Akhirnya aku ditempatkan disini lagi, ruangan putih polos yang hanya terdengar detik jam itu.“Kamu sudah bangun.” Dr. Billy mendekat kearahku.
Ketika aku bangun, badanku rasanya sedikit kaku ketika digerakkan.
“Jangan terlalu banyak bergerak. Bersandarlah sebentar.” Akhirnya Dr.Billy mendekat padaku dan membetulkan tempat tidur yang dingin itu. Beliau memandang catatannya yang sedikit banyak itu.
“Apa yang sebenarnya terjadi tadi?” Beliau membetulkan letak kacamatanya.
Aku menggeleng, aku tidak mengingat apapun yang terjadi tadi.
“Jika kau tidak berbicara denganku aku tidak bisa memberikan apapun untuk menyembuhkanmu.” Dr. Billy akhirnya menyerah.
“Aku baik-baik saja, aku tidak butuh obat itu lagi.”
Lebih baik aku bercerita dengan Kak Akmal daripada dengan dokter itu lagi.
“Aku pergi, nanti tolong beritahu Kak Oxa bahwa aku hanya ingin dirawat dirumah saja.”
Aku turun dari tempat tidur dingin itu, sepertinya badan ini sekarang berpihak padaku. Semuanya baik-baik saja ketika aku keluar dari ruangan itu, Dr.Billy juga tidak mengejarku.
Aku baik-baik saja, ketika dijalan anak itu datang lagi.
“Kenapa lo datang lagi?” Aku bertanya tanpa melihatnya.
“Aku sedih jika kamu ada disana, cukup aku saja yang tersiksa kamu jangan.” Dia berjalan riang disebelahku senyumnya seakan-akan dia anak paling beruntung didunia.
Aku sudah berjanji pada kakakku, jika aku tidak akan bertemu dengannya lagi. Dia sudah cukup menderita karena berteman denganku, seperti itu kata kakakku.
“Pulang sana, lo kan udah ketemu sama papamu. Gua mau pulang.” Aku berhenti berjalan, lalu menatapnya lagi ternyata dia juga menatapku dengan senyumnya.
“Aku antar ya, aku suka kalo jalan-jalan gini."
“Gua mau minta jemput gua, lo aja yang gua anter gimana?” Dia tidak menjawab tapi dia tidak ingin melunturkan senyumnya.

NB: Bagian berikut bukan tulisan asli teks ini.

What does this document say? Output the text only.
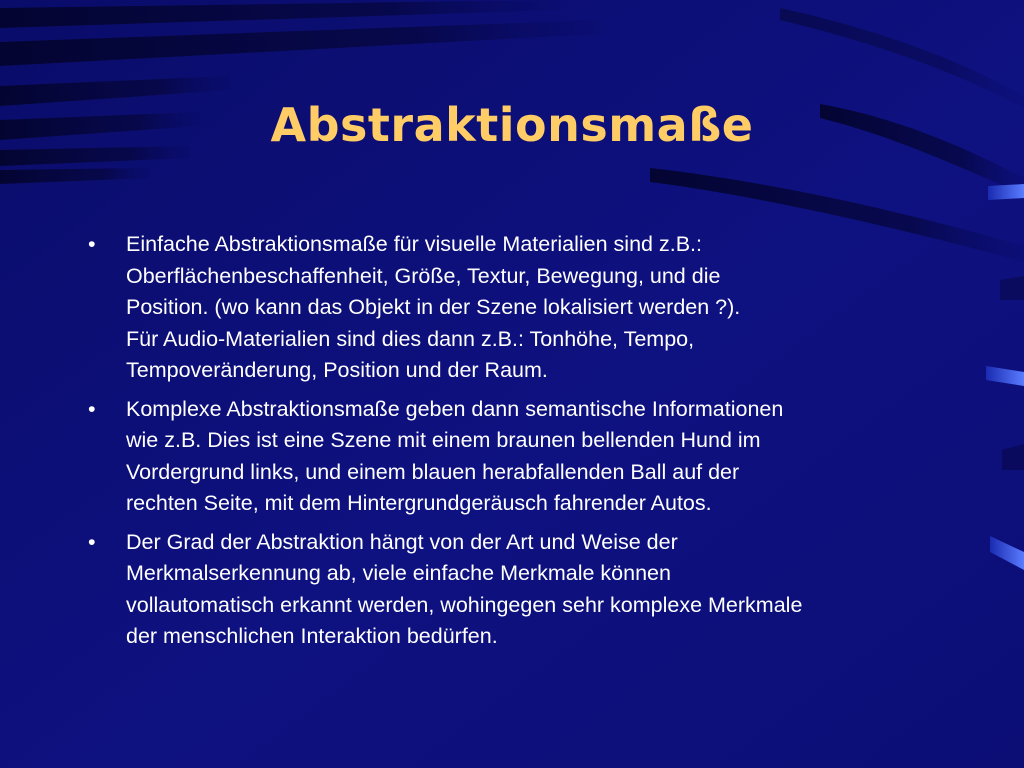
Abstraktionsmaße
•	Einfache Abstraktionsmaße für visuelle Materialien sind z.B.:
Oberflächenbeschaffenheit, Größe, Textur, Bewegung, und die
Position. (wo kann das Objekt in der Szene lokalisiert werden ?).
Für Audio-Materialien sind dies dann z.B.: Tonhöhe, Tempo,
Tempoveränderung, Position und der Raum.
•	Komplexe Abstraktionsmaße geben dann semantische Informationen
wie z.B. Dies ist eine Szene mit einem braunen bellenden Hund im
Vordergrund links, und einem blauen herabfallenden Ball auf der
rechten Seite, mit dem Hintergrundgeräusch fahrender Autos.
•	Der Grad der Abstraktion hängt von der Art und Weise der
Merkmalserkennung ab, viele einfache Merkmale können
vollautomatisch erkannt werden, wohingegen sehr komplexe Merkmale
der menschlichen Interaktion bedürfen.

Akhirnya aku menelfon Adam, lalu setelah memberi ancaman sedikit dia sepakat juga menjemputku.
“Kamu cantik Faw kalo tersenyum, makanya dia suka sama kamu.” Dia tersenyum lagi lalu mengikutiku yang melanjutkan berjalanku.
“Siapa ? Adam?”
“Bukanlah, Adam kan temanmu dari kecil.” Dia sedikit mengubah cara tersenyumnya.
“Siapa sih?”
“Nanti kamu juga tau, cerita ke aku aja kalo kamu udah tau siapa dia ya.”
Saat aku sedang sibuk berfikir tentang apa yang dibicarakannya.Adam datang membawa mobil kuning kesayangannya.
“Woi, cewek ikut om yuk.” Dia mengedipkan matanya genit.
“Ayo om, tapi nanti beliin es cream ya. Eh Dam temanku mau nebeng juga boleh ya.” Aku masuk kedalam mobilnya, dia hanya mengangguk.
“Eh ma. Ayo nanti dianter sama temen gua.” Aku menengok lagi kearah tempatku berdiri tadi, Emma sudah tidak ada.
Aku menengok lagi kedalam mobil Adam tidak ada juga.
“Ngga usah banyak bacot, ayo pulang.” Adam memasangkan sabuk pengamanku lalu langsung menancapkan gasnya tidak tanggung-tanggung lagi.
“Jajan yok, gua traktir.” Adam menowel pipiku pelan.
“Gara-gara lo teman gua jadi pulang sendirian. Kan kasian Dam.” Aku menoleh kepadanya.
“Ceritanya nanti aja ke Kak Oxa, gua laper Faw. Jangan banyak bacot.”
“Gua jadi pengin Es Potong Dam.” Aku membalas menowel-nowel pipinya juga.
“Ok, kita berangkat.” Dia tersenyum lalu melayangkan tinjunya keudara ternyata tangannya membentur atap mobilnya.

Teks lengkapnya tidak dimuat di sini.